The Superintendent of Societies, which monitors Colombian
companies, said that if the reorganization is not successful,
the company would be liquidated. It set a time limit of six
months to figure out its assets and financial obligations to try
to reach agreement with creditors.
"The reason we have initiated this process is precisely to
protect its assets," said Luis Guillermo Velez, who heads the
regulator. "That way debts can be paid in an ordered way."
While concerned the debacle could spread to other financial
entities, investors have so far taken a wait-and-see approach
and haven't punished markets too much. The government has said
the brokerage's cash problems are due to poor management and not
an indication of wider liquidity problems in Latin America's
fourth biggest economy.
Interbolsa SA, also parent company of Grupo Interbolsa and
all its financial units, has been impacted by the liquidation of
the broking arm, the regulator said in a later statement.

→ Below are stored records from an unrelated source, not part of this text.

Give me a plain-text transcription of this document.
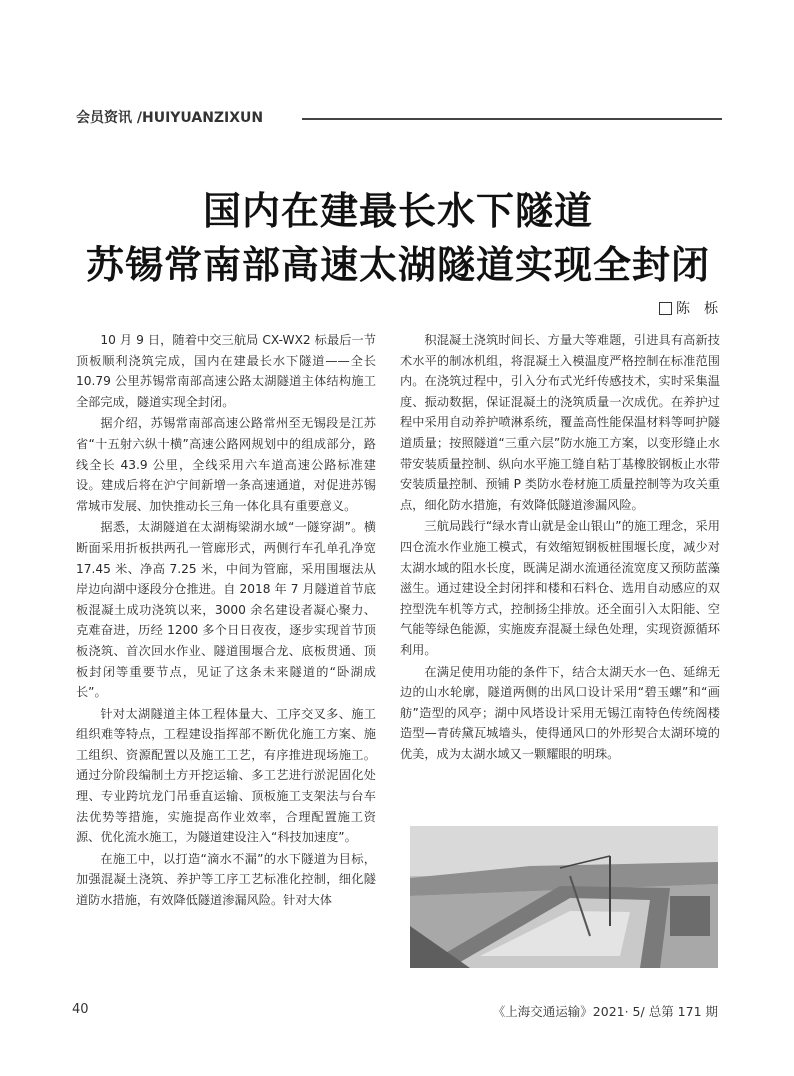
会员资讯 /HUIYUANZIXUN
国内在建最长水下隧道
苏锡常南部高速太湖隧道实现全封闭
陈　栎

10 月 9 日，随着中交三航局 CX-WX2 标最后一节顶板顺利浇筑完成，国内在建最长水下隧道——全长 10.79 公里苏锡常南部高速公路太湖隧道主体结构施工全部完成，隧道实现全封闭。

据介绍，苏锡常南部高速公路常州至无锡段是江苏省“十五射六纵十横”高速公路网规划中的组成部分，路线全长 43.9 公里，全线采用六车道高速公路标准建设。建成后将在沪宁间新增一条高速通道，对促进苏锡常城市发展、加快推动长三角一体化具有重要意义。

据悉，太湖隧道在太湖梅梁湖水域“一隧穿湖”。横断面采用折板拱两孔一管廊形式，两侧行车孔单孔净宽 17.45 米、净高 7.25 米，中间为管廊，采用围堰法从岸边向湖中逐段分仓推进。自 2018 年 7 月隧道首节底板混凝土成功浇筑以来，3000 余名建设者凝心聚力、克难奋进，历经 1200 多个日日夜夜，逐步实现首节顶板浇筑、首次回水作业、隧道围堰合龙、底板贯通、顶板封闭等重要节点，见证了这条未来隧道的“卧湖成长”。

针对太湖隧道主体工程体量大、工序交叉多、施工组织难等特点，工程建设指挥部不断优化施工方案、施工组织、资源配置以及施工工艺，有序推进现场施工。通过分阶段编制土方开挖运输、多工艺进行淤泥固化处理、专业跨坑龙门吊垂直运输、顶板施工支架法与台车法优势等措施，实施提高作业效率，合理配置施工资源、优化流水施工，为隧道建设注入“科技加速度”。

在施工中，以打造“滴水不漏”的水下隧道为目标，加强混凝土浇筑、养护等工序工艺标准化控制，细化隧道防水措施，有效降低隧道渗漏风险。针对大体

积混凝土浇筑时间长、方量大等难题，引进具有高新技术水平的制冰机组，将混凝土入模温度严格控制在标准范围内。在浇筑过程中，引入分布式光纤传感技术，实时采集温度、振动数据，保证混凝土的浇筑质量一次成优。在养护过程中采用自动养护喷淋系统，覆盖高性能保温材料等呵护隧道质量；按照隧道“三重六层”防水施工方案，以变形缝止水带安装质量控制、纵向水平施工缝自粘丁基橡胶钢板止水带安装质量控制、预铺 P 类防水卷材施工质量控制等为攻关重点，细化防水措施，有效降低隧道渗漏风险。

三航局践行“绿水青山就是金山银山”的施工理念，采用四仓流水作业施工模式，有效缩短钢板桩围堰长度，减少对太湖水域的阻水长度，既满足湖水流通径流宽度又预防蓝藻滋生。通过建设全封闭拌和楼和石料仓、选用自动感应的双控型洗车机等方式，控制扬尘排放。还全面引入太阳能、空气能等绿色能源，实施废弃混凝土绿色处理，实现资源循环利用。

在满足使用功能的条件下，结合太湖天水一色、延绵无边的山水轮廓，隧道两侧的出风口设计采用“碧玉螺”和“画舫”造型的风亭；湖中风塔设计采用无锡江南特色传统阁楼造型—青砖黛瓦城墙头，使得通风口的外形契合太湖环境的优美，成为太湖水域又一颗耀眼的明珠。

40	《上海交通运输》2021· 5/ 总第 171 期
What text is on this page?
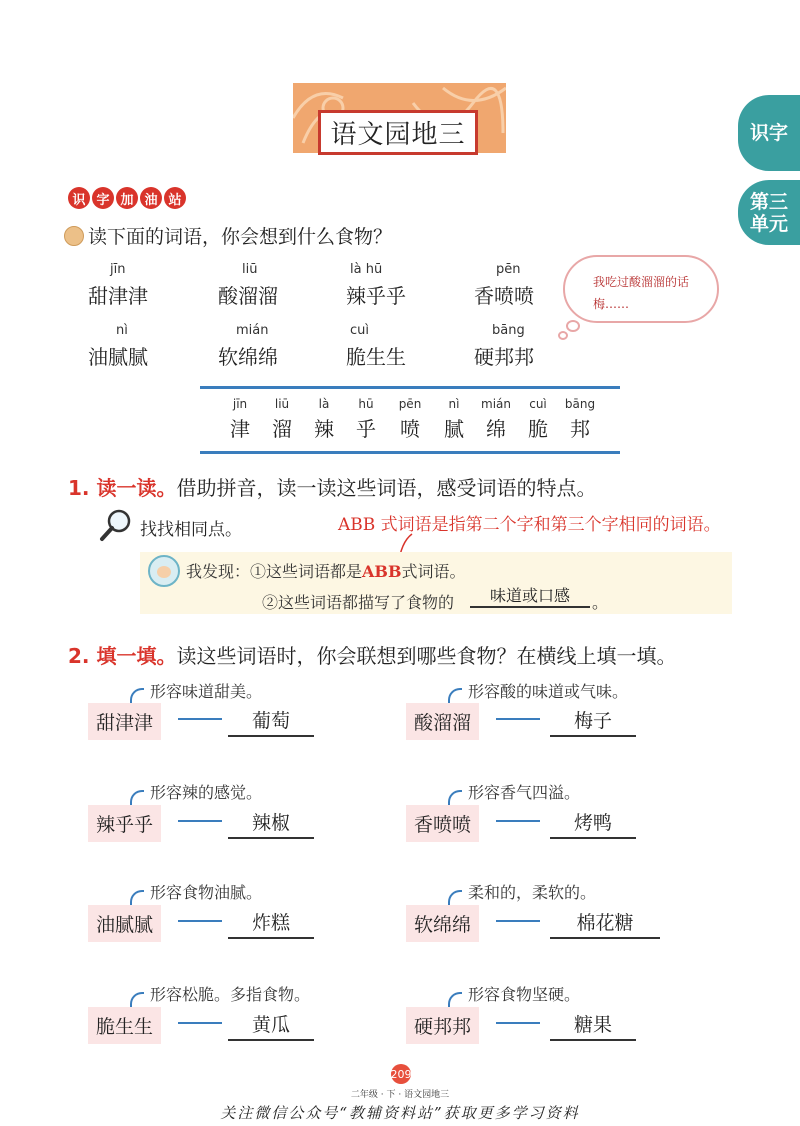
语文园地三	识字
第三
单元
识 字 加 油 站
读下面的词语，你会想到什么食物？
jīn
甜津津
liū
酸溜溜
là hū
辣乎乎
pēn
香喷喷
nì
油腻腻
mián
软绵绵
cuì
脆生生
bāng
硬邦邦
我吃过酸溜溜的话梅……
jīn
津
liū
溜
là
辣
hū
乎
pēn
喷
nì
腻
mián
绵
cuì
脆
bāng
邦
1. 读一读。借助拼音，读一读这些词语，感受词语的特点。
找找相同点。	ABB 式词语是指第二个字和第三个字相同的词语。
我发现：①这些词语都是ABB式词语。
②这些词语都描写了食物的	味道或口感	。
2. 填一填。读这些词语时，你会联想到哪些食物？在横线上填一填。
形容味道甜美。
甜津津	葡萄
形容酸的味道或气味。
酸溜溜	梅子
形容辣的感觉。
辣乎乎	辣椒
形容香气四溢。
香喷喷	烤鸭
形容食物油腻。
油腻腻	炸糕
柔和的，柔软的。
软绵绵	棉花糖
形容松脆。多指食物。
脆生生	黄瓜
形容食物坚硬。
硬邦邦	糖果
209
二年级 · 下 · 语文园地三
关注微信公众号“教辅资料站”获取更多学习资料
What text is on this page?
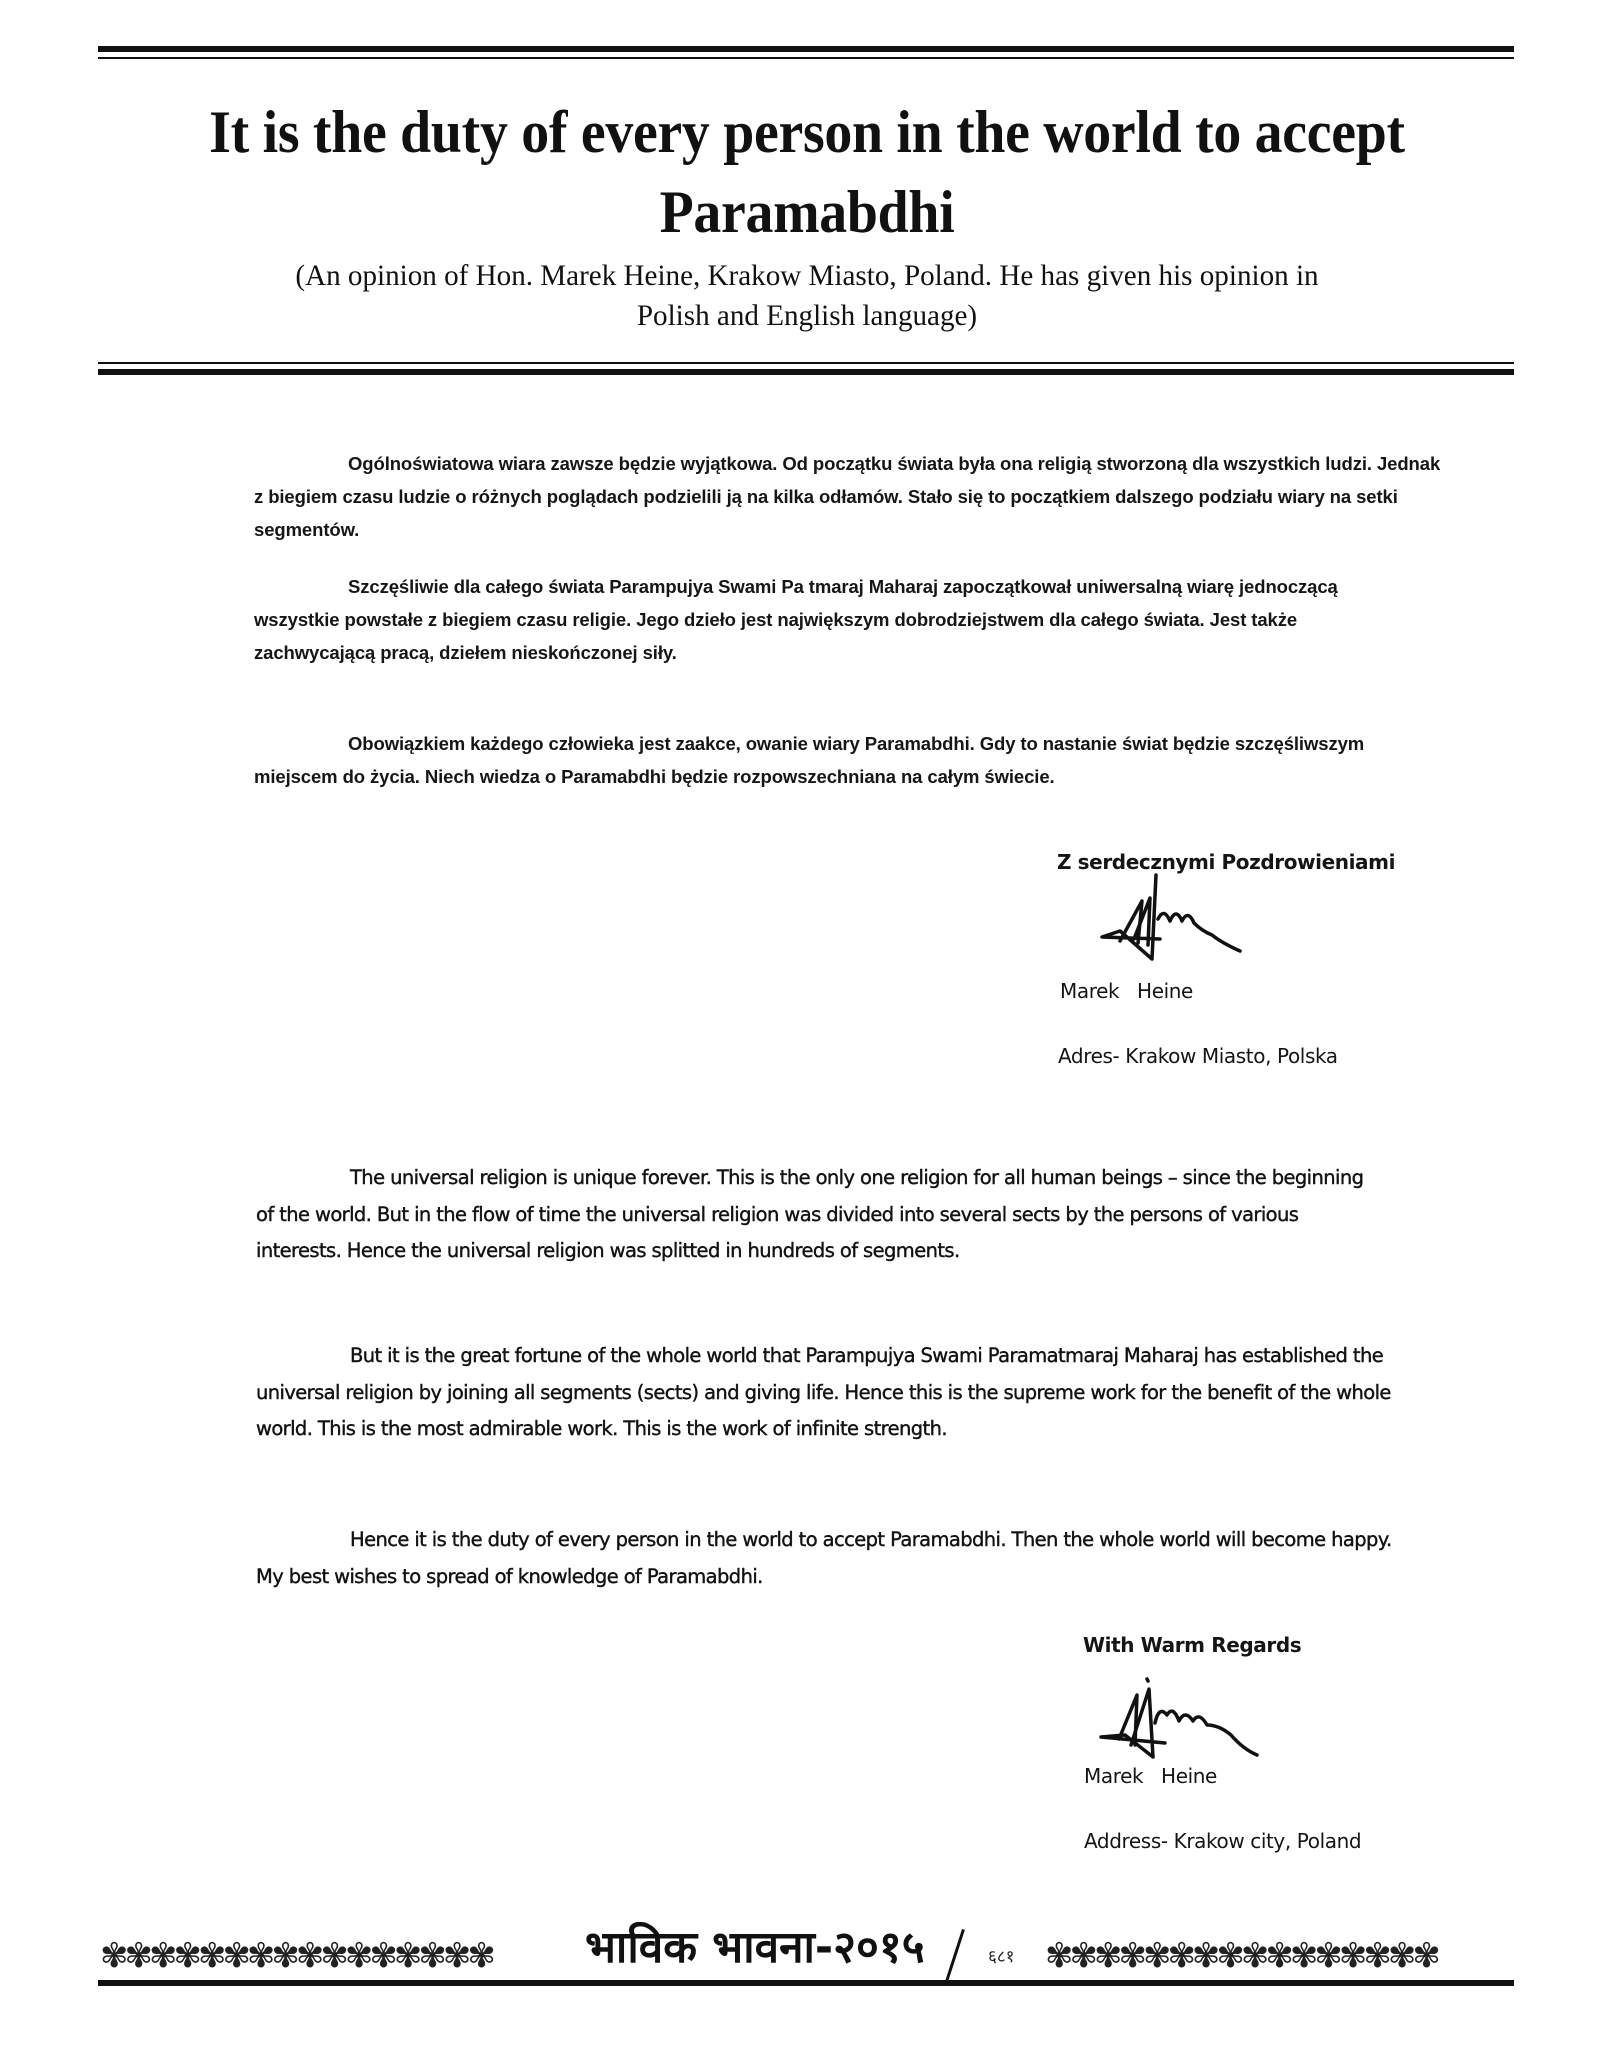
It is the duty of every person in the world to accept
Paramabdhi

(An opinion of Hon. Marek Heine, Krakow Miasto, Poland. He has given his opinion in
Polish and English language)

Ogólnoświatowa wiara zawsze będzie wyjątkowa. Od początku świata była ona religią stworzoną dla wszystkich ludzi. Jednak z biegiem czasu ludzie o różnych poglądach podzielili ją na kilka odłamów. Stało się to początkiem dalszego podziału wiary na setki segmentów.

Szczęśliwie dla całego świata Parampujya Swami Pa tmaraj Maharaj zapoczątkował uniwersalną wiarę jednoczącą wszystkie powstałe z biegiem czasu religie. Jego dzieło jest największym dobrodziejstwem dla całego świata. Jest także zachwycającą pracą, dziełem nieskończonej siły.

Obowiązkiem każdego człowieka jest zaakce, owanie wiary Paramabdhi. Gdy to nastanie świat będzie szczęśliwszym miejscem do życia. Niech wiedza o Paramabdhi będzie rozpowszechniana na całym świecie.

Z serdecznymi Pozdrowieniami
Marek   Heine
Adres- Krakow Miasto, Polska

The universal religion is unique forever. This is the only one religion for all human beings – since the beginning of the world. But in the flow of time the universal religion was divided into several sects by the persons of various interests. Hence the universal religion was splitted in hundreds of segments.

But it is the great fortune of the whole world that Parampujya Swami Paramatmaraj Maharaj has established the universal religion by joining all segments (sects) and giving life. Hence this is the supreme work for the benefit of the whole world. This is the most admirable work. This is the work of infinite strength.

Hence it is the duty of every person in the world to accept Paramabdhi. Then the whole world will become happy. My best wishes to spread of knowledge of Paramabdhi.

With Warm Regards
Marek   Heine
Address- Krakow city, Poland
✾✾✾✾✾✾✾✾✾✾✾✾✾✾✾✾	भाविक भावना-२०१५	६८१ ✾✾✾✾✾✾✾✾✾✾✾✾✾✾✾✾
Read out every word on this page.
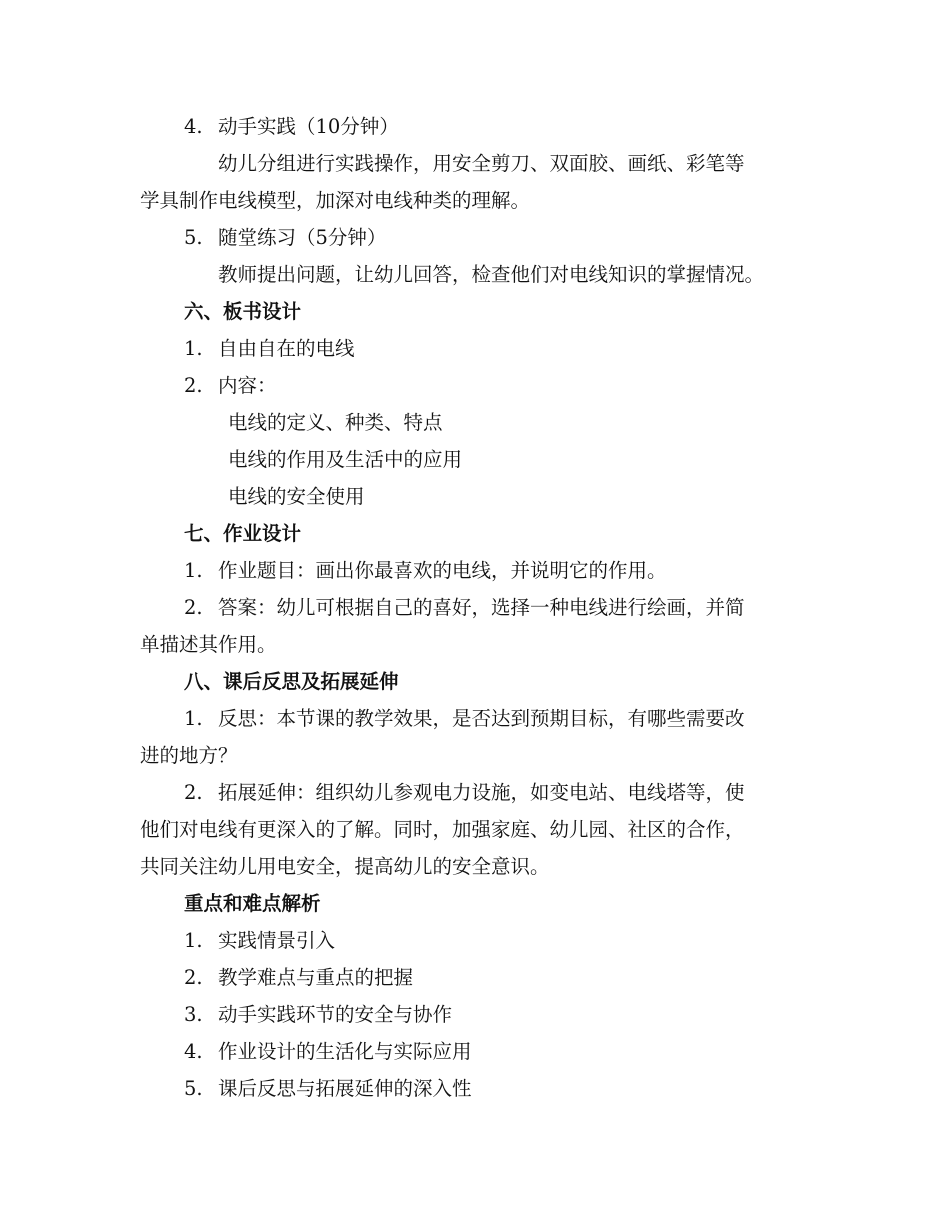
4. 动手实践（10分钟）
幼儿分组进行实践操作，用安全剪刀、双面胶、画纸、彩笔等
学具制作电线模型，加深对电线种类的理解。
5. 随堂练习（5分钟）
教师提出问题，让幼儿回答，检查他们对电线知识的掌握情况。
六、板书设计
1. 自由自在的电线
2. 内容：
电线的定义、种类、特点
电线的作用及生活中的应用
电线的安全使用
七、作业设计
1. 作业题目：画出你最喜欢的电线，并说明它的作用。
2. 答案：幼儿可根据自己的喜好，选择一种电线进行绘画，并简
单描述其作用。
八、课后反思及拓展延伸
1. 反思：本节课的教学效果，是否达到预期目标，有哪些需要改
进的地方？
2. 拓展延伸：组织幼儿参观电力设施，如变电站、电线塔等，使
他们对电线有更深入的了解。同时，加强家庭、幼儿园、社区的合作，
共同关注幼儿用电安全，提高幼儿的安全意识。
重点和难点解析
1. 实践情景引入
2. 教学难点与重点的把握
3. 动手实践环节的安全与协作
4. 作业设计的生活化与实际应用
5. 课后反思与拓展延伸的深入性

"This is all very ominous for Interbolsa ... a week ago the
government was saying it was a separate entity to the brokerage
- it appears now the authorities aren't so convinced by that
argument," said Rupert Stebbings, managing director of Celfin
Capital in Medellin.
The measure, essentially an embargo of its assets, extends
to the five countries in which Interbolsa SA operates -
Colombia, Panama, the United States, the British Virgin Islands
and Luxemburg - but not to the companies in Grupo Interbolsa,
The measure does not impact trading of Interbolsa SA's
shares on the stock index, Velez said. It also allows the
company to continue operating so that it can generate resources
to pay its obligations.
Trouble spread to the parent company after Interbolsa
brokerage was intervened and liquidated earlier this month
following a liquidity problem that left it unable to make $11
million in scheduled bank payments.
A criminal investigation by the Attorney General's office is
also underway to establish whether there was possible conflicts
of interest, share price manipulation and "hiding" of
information by the brokerage.
The Inspector General's Office said on Thursday it would
gather evidence to see whether government bodies or ministries
failed to properly monitor the brokerage. An inquiry is the
first step in a possible formal investigation.